Detect Cell Death: Apoptosis, Necrosis & Ferroptosis DOJINDO LABORATORIES

What is Cell Death?

Cell death is a fundamental biological process that is essential for maintaining tissue homeostasis and responding to cellular stress. Traditionally, apoptosis, triggered by cellular signals leading to programmed cell death, and necrosis, caused by external injury or infection, have been considered the major types. Recent research has identified several other mechanisms, such as ferroptosis, which results from iron-dependent lipid peroxidation, and autophagy-dependent cell death, which results from excessive self-digestion of cellular components.

Science Note

Advancing Our Understanding of Cell Death Mechanisms [Feb. 4, 2025]

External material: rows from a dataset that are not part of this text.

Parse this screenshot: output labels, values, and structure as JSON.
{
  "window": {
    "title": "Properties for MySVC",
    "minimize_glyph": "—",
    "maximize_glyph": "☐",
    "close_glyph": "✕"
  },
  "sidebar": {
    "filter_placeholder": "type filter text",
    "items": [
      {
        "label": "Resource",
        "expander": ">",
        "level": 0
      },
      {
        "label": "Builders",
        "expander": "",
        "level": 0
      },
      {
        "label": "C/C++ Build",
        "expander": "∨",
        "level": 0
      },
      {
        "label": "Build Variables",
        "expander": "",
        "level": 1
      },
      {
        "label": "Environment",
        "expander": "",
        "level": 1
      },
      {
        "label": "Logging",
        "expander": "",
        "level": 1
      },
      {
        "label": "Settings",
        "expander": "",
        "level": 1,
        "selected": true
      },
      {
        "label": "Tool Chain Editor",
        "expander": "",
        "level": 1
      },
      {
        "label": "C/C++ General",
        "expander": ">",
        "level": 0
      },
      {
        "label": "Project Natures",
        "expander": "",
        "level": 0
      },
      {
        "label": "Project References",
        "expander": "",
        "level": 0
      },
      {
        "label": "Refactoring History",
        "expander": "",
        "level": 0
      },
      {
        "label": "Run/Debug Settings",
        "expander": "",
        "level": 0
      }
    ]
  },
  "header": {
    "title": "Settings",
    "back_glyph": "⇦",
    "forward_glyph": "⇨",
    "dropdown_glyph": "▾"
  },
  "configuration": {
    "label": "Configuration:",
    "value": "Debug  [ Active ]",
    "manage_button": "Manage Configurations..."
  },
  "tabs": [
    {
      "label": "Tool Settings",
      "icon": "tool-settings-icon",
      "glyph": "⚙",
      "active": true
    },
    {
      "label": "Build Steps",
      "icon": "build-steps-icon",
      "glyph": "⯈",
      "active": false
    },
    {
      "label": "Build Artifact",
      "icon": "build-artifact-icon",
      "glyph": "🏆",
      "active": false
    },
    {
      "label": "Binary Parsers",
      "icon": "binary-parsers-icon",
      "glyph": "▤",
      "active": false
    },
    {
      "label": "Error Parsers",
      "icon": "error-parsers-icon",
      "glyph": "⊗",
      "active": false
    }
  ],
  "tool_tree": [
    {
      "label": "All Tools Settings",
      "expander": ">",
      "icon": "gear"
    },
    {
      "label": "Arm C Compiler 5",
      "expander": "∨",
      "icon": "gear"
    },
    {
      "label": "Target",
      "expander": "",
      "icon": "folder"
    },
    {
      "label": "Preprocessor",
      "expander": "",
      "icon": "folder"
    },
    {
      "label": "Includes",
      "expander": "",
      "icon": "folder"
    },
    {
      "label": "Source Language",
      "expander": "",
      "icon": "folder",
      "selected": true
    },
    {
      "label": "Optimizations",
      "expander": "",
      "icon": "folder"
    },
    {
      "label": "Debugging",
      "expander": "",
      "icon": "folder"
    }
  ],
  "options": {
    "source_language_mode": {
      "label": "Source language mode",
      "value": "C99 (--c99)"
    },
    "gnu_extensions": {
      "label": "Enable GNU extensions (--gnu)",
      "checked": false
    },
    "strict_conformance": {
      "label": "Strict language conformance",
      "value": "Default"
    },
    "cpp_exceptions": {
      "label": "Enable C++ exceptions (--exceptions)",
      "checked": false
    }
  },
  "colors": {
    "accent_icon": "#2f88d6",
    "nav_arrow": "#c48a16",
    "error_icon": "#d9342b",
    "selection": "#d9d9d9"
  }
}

In recent years, apoptosis, along with other distinct types of cell death, such as ferroptosis and pyroptosis, have been identified, making the classification and pathways of cell death increasingly complex. This Science Note introduces a review of cell death pathways and highlights recent findings on the induction of apoptosis and the clearance of apoptotic cells.

Cell death Review Article
Kim Newton, et. al., Cell, 2024.
Frequently cited throughout 2024, this review provides a comprehensive overview of apoptosis, ferroptosis, and other cell death processes, as well as their associated diseases. It will be a helpful resource for researchers beginning to study cell death and seeking to understand its complex pathways.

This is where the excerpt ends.